I have spent the past week trying to unpack my stuff in my new house. It is a lovely home, made especially welcoming by a group of a dozen or so church members who spent hours cleaning and painting in order to please us. And we ARE pleased! Thank you so much. The parsonage is large, well equipped, beautiful, and full of resources to help us enjoy life and share with others.
I just have two questions. 1) Where is the light switch for the first two overhead lights in the downstairs family room? I texted Ken (the previous pastor who lived here) and he texted back that I should loo in the garage. I think he misunderstood my text...or else he wasn't fully awake when he answered me.
And my second question: Why is my street called "Western Avenue Heights?" An outsider (that would be me) would suppose that Western Avenue Heights consisted of a street winding up a hill, perhaps giving one a panoramic view of the city below. But as far as I can tell, my street is the same elevation as the rest of the town, which doesn't seem to vary more than 4 inches from one end to the other. Did my street used to be high up...and maybe I live in a sinkhole...and am now no better than anyone else? Or am I sitting atop a future volcano and can soon expect some sort of elevation? Please advise.
As you might expect, our first week in the new house is a constant stress: trying to find where we packed the can opener...trying to find the house when we've been out after dark...trying to keep thoughts under control while wife tells husband where to hang the paintings...etc.
Last Sunday I couldn't find my Sunday shoes or my neckties. When some folks in the congregation heard this, they were a bit disappointed I didn't show up in beach attire, or some such casual garb. But I went out and bought a cheap pair of black shoes...and found a 45 year-old tie my grandmother made (in a box marked "do not wear in public")...and ended up looking like a preacher after all, sort of.
The unpacking of books has taken up parts of four days. I have books at the church and books at the house. Nearly all the books at the house will fit in my study there (a pleasant room off the kitchen.) So as I write this, (from my house study) I am surrounded by biographies of all 44 presidents, the Harry Potter series, the Encyclopedia Britannica, and my "how to write a novel" manuals. The house is also where I keeps books on literature, history, baseball, writing, and hobbies. This is where I can find a biography of George Wallace, a handbook on how to cook a meal at a primitive camp site, a picture book of all the major league baseball parks, tour guides of China, and a shelf-full of Shakespeare's plays.
If you visit me in my house study, you will find two ceramic statues: one of a laughing old man, the other of a laughing old woman. I bought them at a Santa Fe art gallery the year I turned 50. For some reason, I feared back then that I was getting old. It was a somber birthday. So I bought these two statues to remind me that even old people can have a laugh now and then. The statues are true: I've laughed many times while going downhill these past 12 years.

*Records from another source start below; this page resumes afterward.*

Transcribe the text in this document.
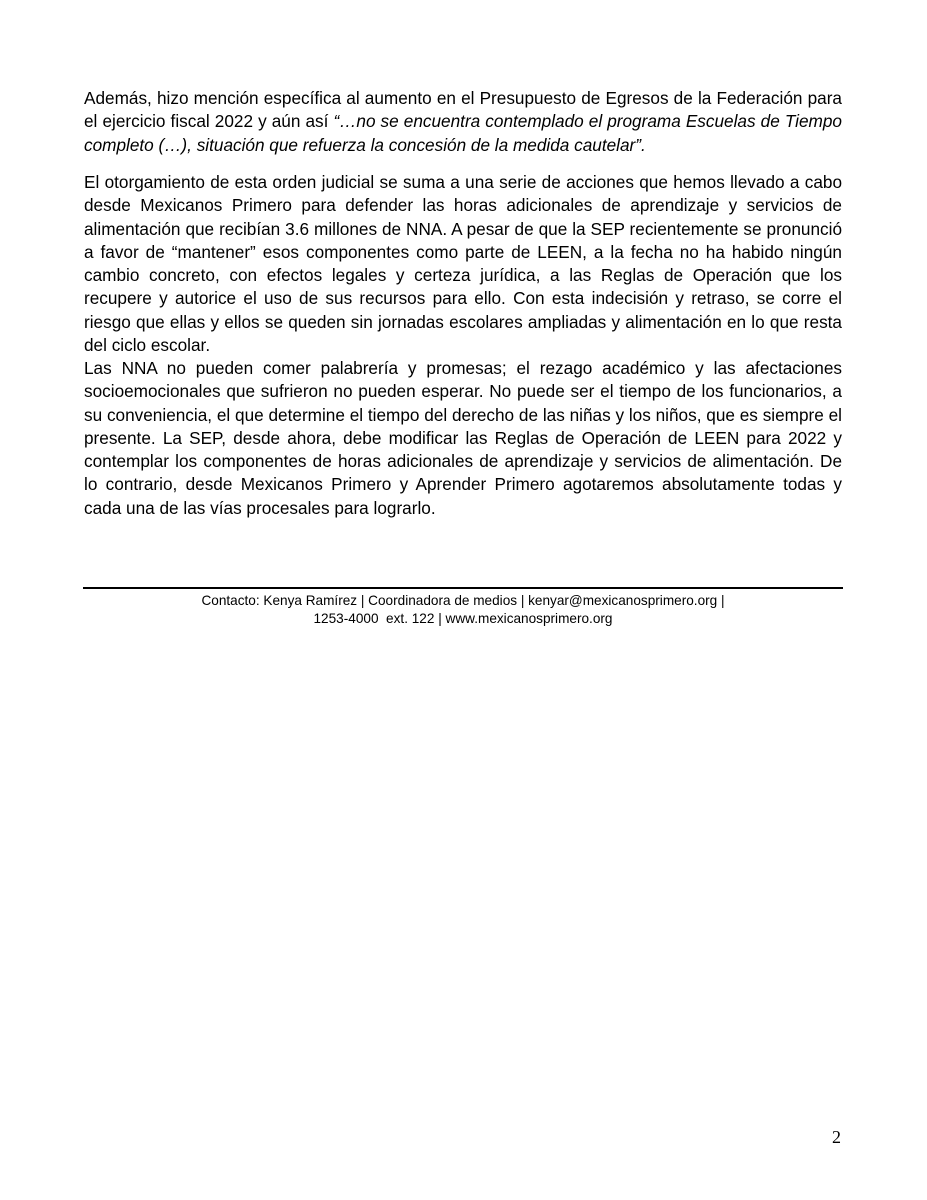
Además, hizo mención específica al aumento en el Presupuesto de Egresos de la Federación para el ejercicio fiscal 2022 y aún así “…no se encuentra contemplado el programa Escuelas de Tiempo completo (…), situación que refuerza la concesión de la medida cautelar”.

El otorgamiento de esta orden judicial se suma a una serie de acciones que hemos llevado a cabo desde Mexicanos Primero para defender las horas adicionales de aprendizaje y servicios de alimentación que recibían 3.6 millones de NNA. A pesar de que la SEP recientemente se pronunció a favor de “mantener” esos componentes como parte de LEEN, a la fecha no ha habido ningún cambio concreto, con efectos legales y certeza jurídica, a las Reglas de Operación que los recupere y autorice el uso de sus recursos para ello. Con esta indecisión y retraso, se corre el riesgo que ellas y ellos se queden sin jornadas escolares ampliadas y alimentación en lo que resta del ciclo escolar.

Las NNA no pueden comer palabrería y promesas; el rezago académico y las afectaciones socioemocionales que sufrieron no pueden esperar. No puede ser el tiempo de los funcionarios, a su conveniencia, el que determine el tiempo del derecho de las niñas y los niños, que es siempre el presente. La SEP, desde ahora, debe modificar las Reglas de Operación de LEEN para 2022 y contemplar los componentes de horas adicionales de aprendizaje y servicios de alimentación. De lo contrario, desde Mexicanos Primero y Aprender Primero agotaremos absolutamente todas y cada una de las vías procesales para lograrlo.

Contacto: Kenya Ramírez | Coordinadora de medios | kenyar@mexicanosprimero.org |
1253-4000  ext. 122 | www.mexicanosprimero.org
2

Looking about, I can see my mantle clock sitting atop my roll-top desk. But I can't yet find the key to wind it up. It stopped at five minutes till six. I need to stop looking at it because I keep thinking it is almost time to eat...or almost time to get up.
Oh...I also am able to keep my map collection in the study. I have been collecting maps since I was a kid. If you travel anywhere with me, you will have to agree to stop at every state line so I can check the visitor's center for new maps. I still don't entirely trust a GPS.
If you make it up my way (and I use the term "up" figuratively) stop in and see my study. I could use the break from picture hanging.